The board has been criticized as ineffectual over the years, and the DOJ report notes its members do not seem to have the training in police procedures to necessarily recognize problematic behavior by officers.
“Springfield created the CPHB to increase transparency within SPD and enhance the Springfield community’s involvement in ensuring accountability within their Police Department. In practice, however, the CPHB fails to fulfill these goals,” the DOJ report states.
Clapprood is also conducting a systematic review of policies and practices that is part of the department gaining its certification from the Massachusetts Police Accreditation Commission. That will be completed by next year if things go smoothly, she said.
Once the department is certified, “it means (our) policies and procedures are up to snuff,” Clapprood said.
A 40-year veteran of the department, Clapprood has been permanent commissioner for a little over a year. She held the post in an interim capacity for six months after the sudden retirement in February 2019 of her predecessor, John Barbieri.
Clapprood’s contract extends through May 2024, at which time she has to retire because she’ll be 65 years old. She does have enough years of municipal service now to retire at her maximum pension.
Asked why she’s still around, and she explains that she wants to fix the department.
Can it be fixed? “Oh yeah.
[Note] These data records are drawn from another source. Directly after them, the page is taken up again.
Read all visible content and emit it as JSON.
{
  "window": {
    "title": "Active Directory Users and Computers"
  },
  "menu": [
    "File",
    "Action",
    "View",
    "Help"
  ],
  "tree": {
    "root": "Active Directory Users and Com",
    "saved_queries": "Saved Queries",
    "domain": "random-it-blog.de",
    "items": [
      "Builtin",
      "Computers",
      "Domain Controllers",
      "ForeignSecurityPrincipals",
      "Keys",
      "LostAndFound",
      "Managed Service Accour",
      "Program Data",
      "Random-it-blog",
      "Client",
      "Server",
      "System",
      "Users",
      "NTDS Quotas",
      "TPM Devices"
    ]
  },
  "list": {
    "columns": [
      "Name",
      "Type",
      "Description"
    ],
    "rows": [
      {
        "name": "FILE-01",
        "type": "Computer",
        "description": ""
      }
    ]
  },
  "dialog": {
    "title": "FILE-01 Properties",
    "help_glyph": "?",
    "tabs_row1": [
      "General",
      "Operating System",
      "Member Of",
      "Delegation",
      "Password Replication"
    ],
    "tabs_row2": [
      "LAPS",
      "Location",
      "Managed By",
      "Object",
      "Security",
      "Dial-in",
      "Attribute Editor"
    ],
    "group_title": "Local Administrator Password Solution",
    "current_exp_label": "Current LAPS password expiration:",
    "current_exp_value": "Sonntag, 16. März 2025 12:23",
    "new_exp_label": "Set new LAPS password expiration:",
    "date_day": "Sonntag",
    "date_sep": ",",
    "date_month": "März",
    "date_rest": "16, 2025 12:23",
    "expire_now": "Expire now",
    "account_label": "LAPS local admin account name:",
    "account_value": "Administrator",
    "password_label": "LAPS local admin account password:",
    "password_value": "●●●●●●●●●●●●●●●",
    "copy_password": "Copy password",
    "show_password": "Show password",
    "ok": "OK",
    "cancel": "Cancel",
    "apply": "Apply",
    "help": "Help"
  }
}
No doubts,” Clapprood says.
In the 10 years since his family’s encounter with the police, Palacio says he’s been left to wonder how many other cases are out their like his, incidents in which people were unfairly targeted by police but felt too scared or frightened to do anything about it.
His family is from Colombia. His father came to the United States on a green card, became a citizen and brought his wife and children here in search of a better life. The only reason they sued was because a family friend steered them toward a lawyer she knew. Without that, he says, “My family wouldn’t have a voice.”
One of the reasons his parents settled the case before trial was to avoid drawing more attention to themselves, Palacio says. Even today, his parents are reluctant to talk about what happened, and they would not speak with The Republican.
The family who lived in the upstairs apartment on Palmyra street were unauthorized immigrants from Mexico. After the 2010 incident, they quietly moved on rather than cause a fuss, according to Palacio.
Palacio says he had felt that what happened to his family was an isolated incident. That was until he learned of other acts of police misconduct over the years.
“Something has to change the system for these things not to happen again,” he says. “Because I don’t want what happened to my family and what we went through for other families to go through. Because these are really traumatic experiences.”